Tesla addresses today the entire premium segment, with high-end and mid-end sedan and SUV models. This is globally an 8M unit market. In addition, Model 3 has clearly demonstrated drivers "trade-up" to the Tesla brand, with 2/3 of buyers trading in non-premium cars, which represents an additional 12M addressable market. Lastly, the Cybertruck addresses a 3M unit global market.
It costs traditional OEMs $18K to electrify a car, which results in lost profits and electric models selling at an average $16K premium to ICE equivalents. By contrast, Tesla's cars sell for less than equivalent premium ICE competition. Traditional OEMs therefore cannot compete as long as they do not get to cost parity, and they are still at least 5 years away. EV pure plays are flourishing and doing better, but won't have any competitive advantage to beat Tesla. At best they will follow suit the leading brand in its success, with less scale and less experience.
Only the ramp of production capacity limits Tesla's growth in at least the next 5 years, and we expect virtually no pressure on prices, leading to expanding margins. This means Tesla, as it stands today, will become the largest and most profitable premium car manufacturer in 2026.
Before 2025, tesla's addressable market will have quadrupled in volume, with lower-price cars. The energy storage opportunity will have matured, representing a $750BN addressable market. This means tesla will be even larger and still in hyper-growth mode.

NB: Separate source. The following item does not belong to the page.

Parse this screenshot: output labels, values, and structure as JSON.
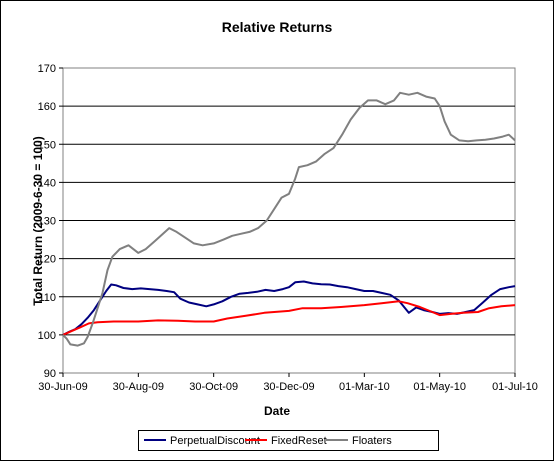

Amazon has traded in the 50-100x earning range for over a decade, and we expect Tesla to follow suit. With the existing car opportunity only, we model $16 EPS in 2026, justifying a $1,200 stock price at the end of 2025. We are buyers of the stock in the next 12 months below $578, i.e. 84x our 2022 EPS forecast. At this price, the stock would still deliver 20% p.a. return until 2025.
We see strong catalysts for the stock, as expectations for next year are at least 20% too low.